Между тем, вернувшись из ссылки в начале перестройки и оказавшись в Москве в 1986 году, Павловский очень быстро становится вождем неформалов и участником целого ряда интереснейших медиапроектов, среди которых я хорошо запомнил один — журнал «Век XX и мир». Впервые я увидел имя Глеба Павловского на страницах именно этого журнала осенью 1990 года. В этом тонком ежемесячнике, издаваемом Комитетом защиты мира, в начале 1990-х годов обосновывалось представление, что либерализм на евразийском пространстве возможен лишь в условиях сохранения обновленного СССР. Если Союз распадется, и на его месте возникнет десяток автократических режимов, включая российский, что приведет к краху всех усилий по вестернизации полуазиатского пространства. Поэтому, делали вывод Павловский и его единомышленники, СССР надо спасать в том числе от тех, кто хочет его распада для продвижения дела демократии и либерализма. Сейчас все это звучит почти как аксиома — тогда попахивало близостью к условному «Алкснису» и, соответственно, отчуждением от либеральной среды.

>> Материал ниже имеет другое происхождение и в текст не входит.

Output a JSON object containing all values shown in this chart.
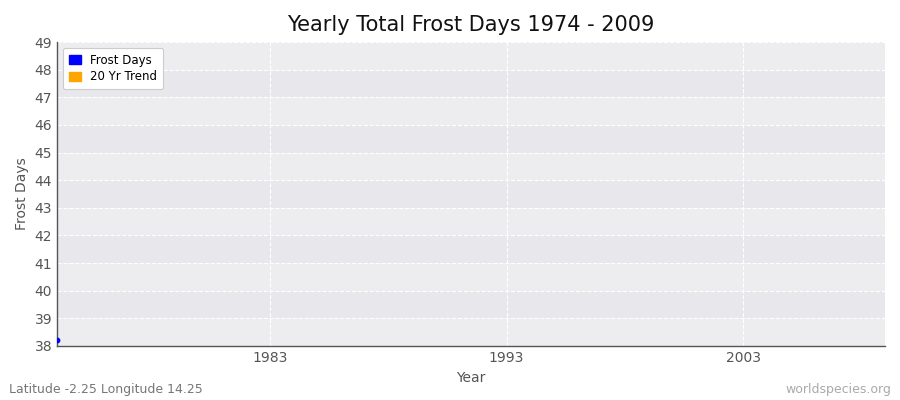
{
  "title": "Yearly Total Frost Days 1974 - 2009",
  "xlabel": "Year",
  "ylabel": "Frost Days",
  "subtitle": "Latitude -2.25 Longitude 14.25",
  "watermark": "worldspecies.org",
  "xlim": [
    1974,
    2009
  ],
  "ylim": [
    38,
    49
  ],
  "yticks": [
    38,
    39,
    40,
    41,
    42,
    43,
    44,
    45,
    46,
    47,
    48,
    49
  ],
  "xticks": [
    1983,
    1993,
    2003
  ],
  "frost_days_x": [
    1974
  ],
  "frost_days_y": [
    38.2
  ],
  "frost_color": "#0000ff",
  "trend_color": "#ffa500",
  "bg_color": "#e8e8ec",
  "grid_color": "#ffffff",
  "legend_frost_label": "Frost Days",
  "legend_trend_label": "20 Yr Trend",
  "title_fontsize": 15,
  "label_fontsize": 10,
  "tick_fontsize": 10,
  "subtitle_fontsize": 9,
  "tick_color": "#555555",
  "label_color": "#333333",
  "title_color": "#111111"
}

Отметим еще один важный момент — отношение Павловского и его учителя Гефтера к Западу. Думаю, что оно определилось где-то в это время, в период горбачевской перестройки, и с того момента если и менялось, то по причинам тактического, а не стратегического свойства. Несомненно, что они оба были западниками. Очевидно, что оба считали Россию европейской страной, и перспектива ухода России из Европы не представлялась им ни желательной, ни возможной. Если говорить конкретно о Павловском, то, думаю, Запад он ценил за внимание к «слабости», за толерантность ко всему, что не связано с грубой силой и за повышенную чувствительность к человеческому страданию. Парадоксальность западничества Павловского состояла в том, что он (опять же вслед за Гефтером) полагал, что эти качества Запад приобрел далеко не сразу, не полностью и в немалой степени — благодаря Советскому Союзу. Если бы у левой интеллигенции Европы не было союзника в лице антифашистской империи СССР, и если бы СССР отступил окончательно от своего антифашизма (а такой вариант, безусловно, просматривался в выборе 1939 года), то фашизации Европы никто и ничто не смог бы эффективно противостоять внутри нее самой. В условиях еще не произведенной деколонизации расизм был самой логичной социальной идеологией, и он несомненно восторжествовал бы после падения конкретно гитлеровской Германией… в том случае, если бы западный мир не столкнулся с коммунистическим вызовом.
Логика либеральной империи в каком-то смысле была разворотом в обратную сторону той же концепции «парадоксального западничества». Горбачевско-бушевский союз двух либеральных империй служил залогом сохранения миропорядка на основаниях, противоположных культу силы и расовой исключительности. Распад ялтинской системы или, как писал Гефтер, конец холодной войны — неминуемый срыв в сторону победы «человека грубого» над человеком разумным, условного Джека над условным Ральфом, если брать хрестоматийные образы из «Повелителя мух» Голдинга. Так все это в конце концов и случилось, оправдывая худшие опасения Павловского, но случилось не сразу, и наступлению совсем уж «темных дней» предшествовали несколько десятилетий существования Системы РФ, этой хитрой попытки избежать наказания за 1991 год, оттянуть время перед неизбежной расплатой за грехи слишком легкого разрушения либеральной империи.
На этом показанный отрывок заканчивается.